The Arab dictators are being removed from power because they haven’t been able to foresee and implement an unavoidable and massive change: the democratization of their regime. It will only have taken this single additional act of tyranny in Sidi Bouzid to start an unstoppable process: the change supporters, who had until then stayed passive, suddenly decided to become active, starting a group dynamic, encouraged by the belief that there would now be far more to lose staying silent than taking action. Suddenly the barriers to change don’t seem unremovable anymore; change is at hands. Things can then turn into chaos, such as in Lybia, or into a (relatively) smooth transition if a sufficiently supported leadership or coalition emerges, such as in Egypt or Tunisia.

Business leaders, although some of whom may show signs of autocracy, are luckily far from mad and dangerous dictators. They can even be inspiring and brilliant. Nevertheless, the same rationale is absolutely applicable to a leader who has neither the vision nor the courage to implement unavoidable change. The organization is then in danger of losing touch with its people who suffer from the situation. Until an apparently unimportant event occurs that triggers an uncontrolable chain of events, ultimately bringing a change that would have been much less painful and chaotic, had it been anticipated and prepared in time. What lessons can be drawn? I suggest the following three.

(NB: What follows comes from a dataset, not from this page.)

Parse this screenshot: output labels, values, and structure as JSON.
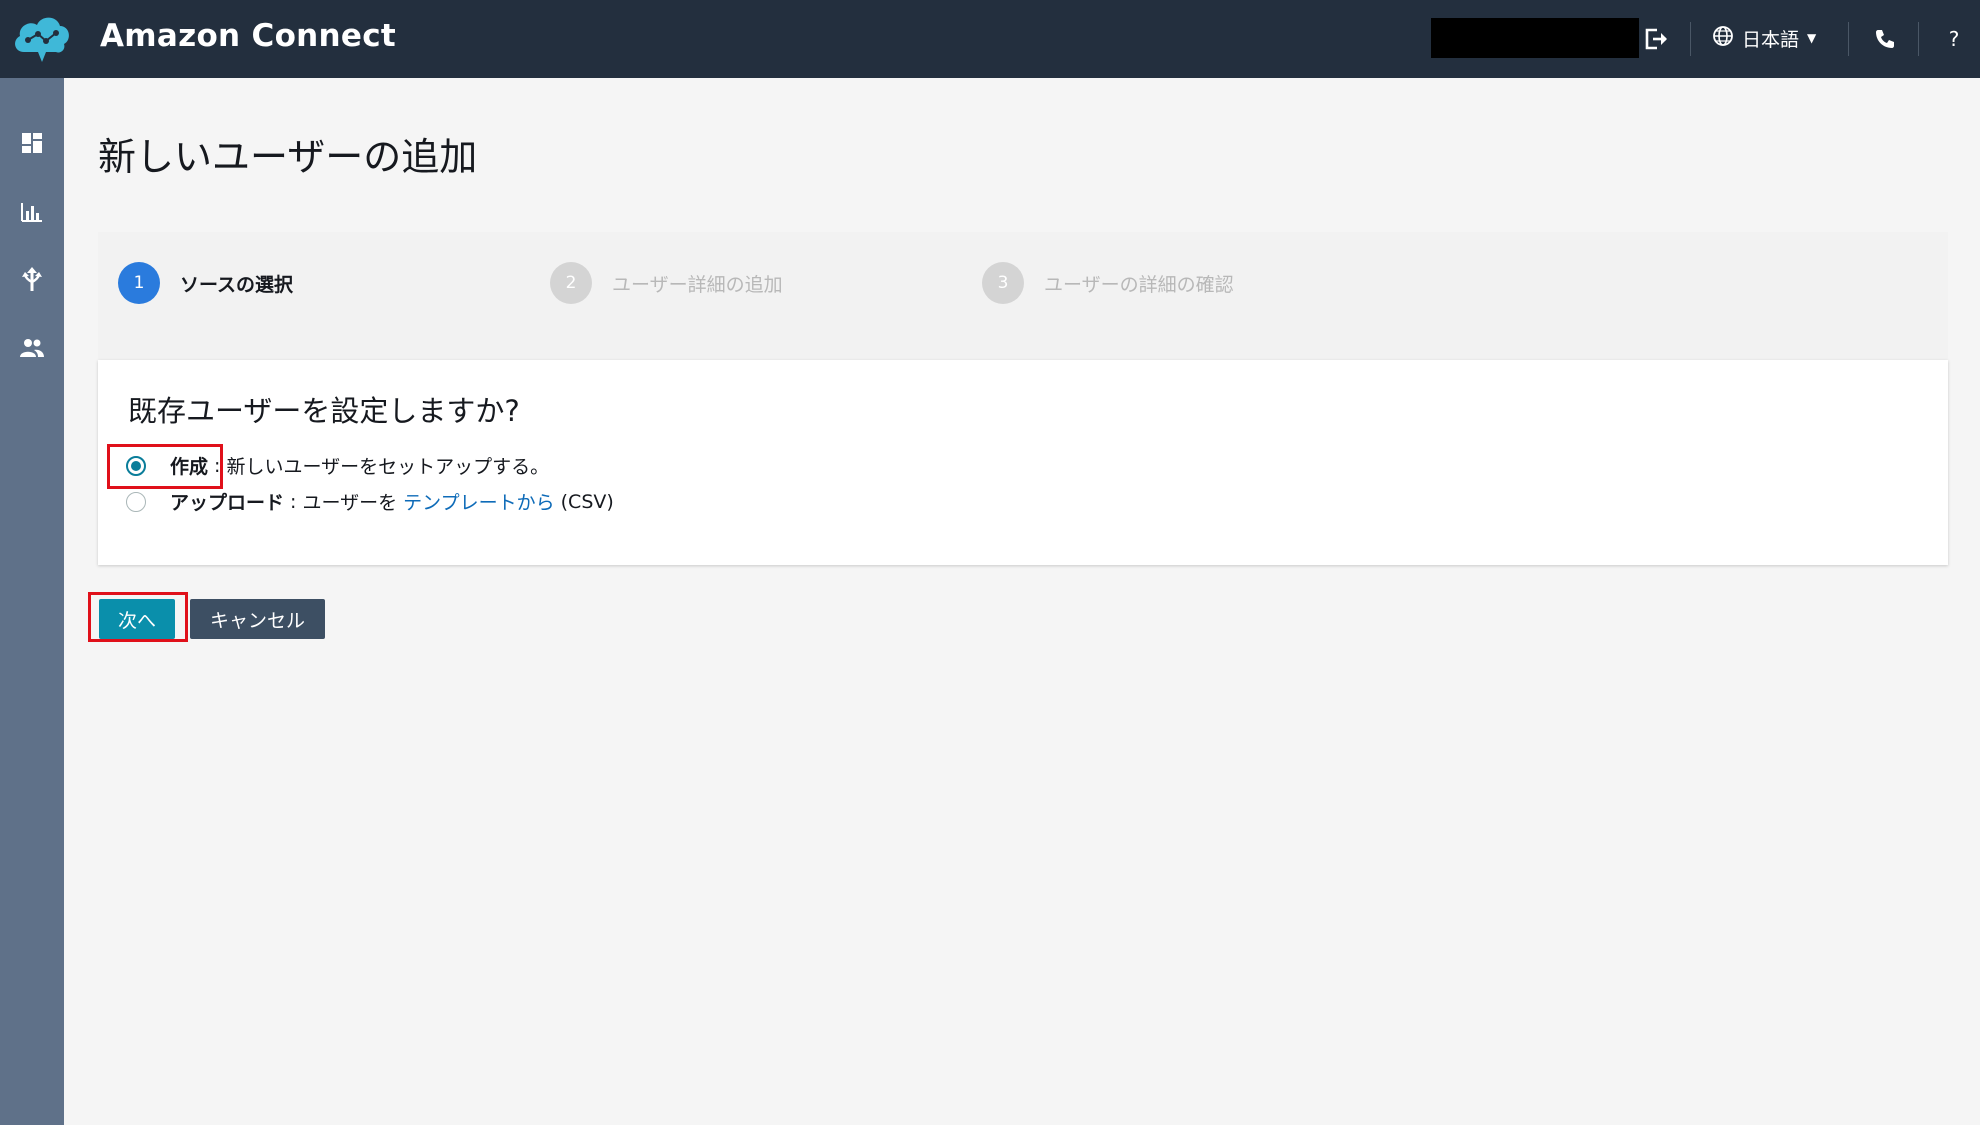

First that no strategy nor modus operandi is sustainable without a critical number of people supporting it. This may seem naive or idealistic to a GM whose unpopular task is to cut costs by 20%. Well the danger is precisely to by-pass the necessary dialog, and I mean not one-way communication but real two-ways conversations, that will help establish clarity, a necessary first step to adhesion.

The second lesson would be: watch out for signs of change, by listening to your stakeholders: clients, employees, local authorities, suppliers, labour unions, ONG’s,… Of course a leader would have to clone himself several times to achieve all that by her/himself; so another solution is to organise this process , make sure to spend selected time on the field and share this state of mind with her/his teams.

Third, there is no limit to the energy created by a group of people who have taken full ownership of a change that touches them individually as well as collectively. Too often change leadership fail because leaders don’t sincerely apply those principles that they are very well aware of: involvement, dialog, empowerment, transparency to name a few.

In a growing number of organizations, leaders are applying these lessons to drive a change that proves to be more and more inevitable: Corporate Social Responsibility.